To demonstrate, she stands about a metre and a half in front of the camera. “Firstly, I hold up my right hand and make a click in the air. This causes the camera to register me and trace the movements of my hand”, says Moe. “Now, when I move my hand up and to the right, you can see that the robot imitates my movements”, she says.
“It looks simple enough, but what happens if….?
“The Kinect camera has built-in algorithms which can trace the movements of my hand”, she says. “All we have to do is to transpose these data to define the position we want the robot to assume, and set up a communications system between the sensors in the camera and the robot”, she explains. “In this way the robot receives a reference along the lines of ‘we want you to move over here’, and an in-built regulator then computes how it can achieve the movement and how much electricity the motor requires to carry the movement out” says Moe.
New learning using camera images and sensors
Ingrid Schjølberg is demonstrating her three-fingered robotic grasper.
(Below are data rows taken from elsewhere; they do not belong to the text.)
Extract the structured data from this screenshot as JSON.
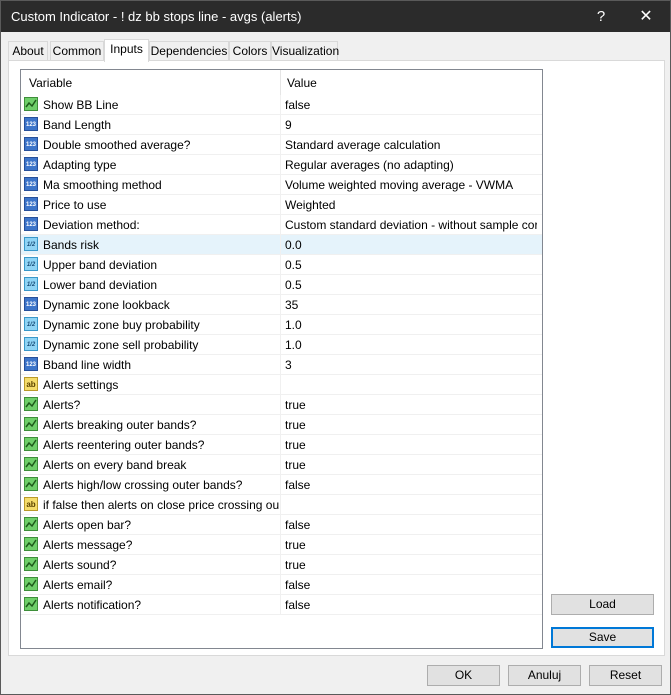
{
  "window": {
    "title": "Custom Indicator - ! dz bb stops line - avgs (alerts)",
    "help_glyph": "?",
    "close_glyph": "✕"
  },
  "tabs": [
    {
      "label": "About"
    },
    {
      "label": "Common"
    },
    {
      "label": "Inputs"
    },
    {
      "label": "Dependencies"
    },
    {
      "label": "Colors"
    },
    {
      "label": "Visualization"
    }
  ],
  "active_tab": "Inputs",
  "grid": {
    "columns": {
      "variable": "Variable",
      "value": "Value"
    },
    "rows": [
      {
        "icon": "bool-icon",
        "type": "bool",
        "label": "Show BB Line",
        "value": "false"
      },
      {
        "icon": "int-icon",
        "type": "int",
        "label": "Band Length",
        "value": "9"
      },
      {
        "icon": "int-icon",
        "type": "int",
        "label": "Double smoothed average?",
        "value": "Standard average calculation"
      },
      {
        "icon": "int-icon",
        "type": "int",
        "label": "Adapting type",
        "value": "Regular averages (no adapting)"
      },
      {
        "icon": "int-icon",
        "type": "int",
        "label": "Ma smoothing method",
        "value": "Volume weighted moving average - VWMA"
      },
      {
        "icon": "int-icon",
        "type": "int",
        "label": "Price to use",
        "value": "Weighted"
      },
      {
        "icon": "int-icon",
        "type": "int",
        "label": "Deviation method:",
        "value": "Custom standard deviation - without sample correct..."
      },
      {
        "icon": "double-icon",
        "type": "double",
        "label": "Bands risk",
        "value": "0.0",
        "selected": true
      },
      {
        "icon": "double-icon",
        "type": "double",
        "label": "Upper band deviation",
        "value": "0.5"
      },
      {
        "icon": "double-icon",
        "type": "double",
        "label": "Lower band deviation",
        "value": "0.5"
      },
      {
        "icon": "int-icon",
        "type": "int",
        "label": "Dynamic zone lookback",
        "value": "35"
      },
      {
        "icon": "double-icon",
        "type": "double",
        "label": "Dynamic zone buy probability",
        "value": "1.0"
      },
      {
        "icon": "double-icon",
        "type": "double",
        "label": "Dynamic zone sell probability",
        "value": "1.0"
      },
      {
        "icon": "int-icon",
        "type": "int",
        "label": "Bband line width",
        "value": "3"
      },
      {
        "icon": "string-icon",
        "type": "string",
        "label": "Alerts settings",
        "value": ""
      },
      {
        "icon": "bool-icon",
        "type": "bool",
        "label": "Alerts?",
        "value": "true"
      },
      {
        "icon": "bool-icon",
        "type": "bool",
        "label": "Alerts breaking outer bands?",
        "value": "true"
      },
      {
        "icon": "bool-icon",
        "type": "bool",
        "label": "Alerts reentering outer bands?",
        "value": "true"
      },
      {
        "icon": "bool-icon",
        "type": "bool",
        "label": "Alerts on every band break",
        "value": "true"
      },
      {
        "icon": "bool-icon",
        "type": "bool",
        "label": "Alerts high/low crossing outer bands?",
        "value": "false"
      },
      {
        "icon": "string-icon",
        "type": "string",
        "label": "if false then alerts on close price crossing outer ...",
        "value": ""
      },
      {
        "icon": "bool-icon",
        "type": "bool",
        "label": "Alerts open bar?",
        "value": "false"
      },
      {
        "icon": "bool-icon",
        "type": "bool",
        "label": "Alerts message?",
        "value": "true"
      },
      {
        "icon": "bool-icon",
        "type": "bool",
        "label": "Alerts sound?",
        "value": "true"
      },
      {
        "icon": "bool-icon",
        "type": "bool",
        "label": "Alerts email?",
        "value": "false"
      },
      {
        "icon": "bool-icon",
        "type": "bool",
        "label": "Alerts notification?",
        "value": "false"
      }
    ]
  },
  "side_buttons": {
    "load": "Load",
    "save": "Save"
  },
  "footer_buttons": {
    "ok": "OK",
    "cancel": "Anuluj",
    "reset": "Reset"
  },
  "icon_glyphs": {
    "int": "123",
    "double": "1/2",
    "string": "ab"
  },
  "colors": {
    "titlebar": "#2b2b2b",
    "selected_row": "#e5f3fb",
    "focus_border": "#0078d7"
  }
}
Teaching robots new ways of grasping will greatly benefit the manufacturing industry, and this is why researchers are testing out new approaches.
“We are combining sensors in the robotic hand with Kinect images to identify the part which has to be picked up and handled”, says Schjølberg. “In this way the robot can teach itself the best ways of adapting its grasping action”, she says. “It is trying out different grips in just the same way as we humans do when picking up an unfamiliar object. We’ve developed some pre-determined criteria for what defines a good and bad grip”, she explains. “The robot is testing out several different grips, and is praised or scolded for each attempt by means of a points score”, smiles Schjølberg.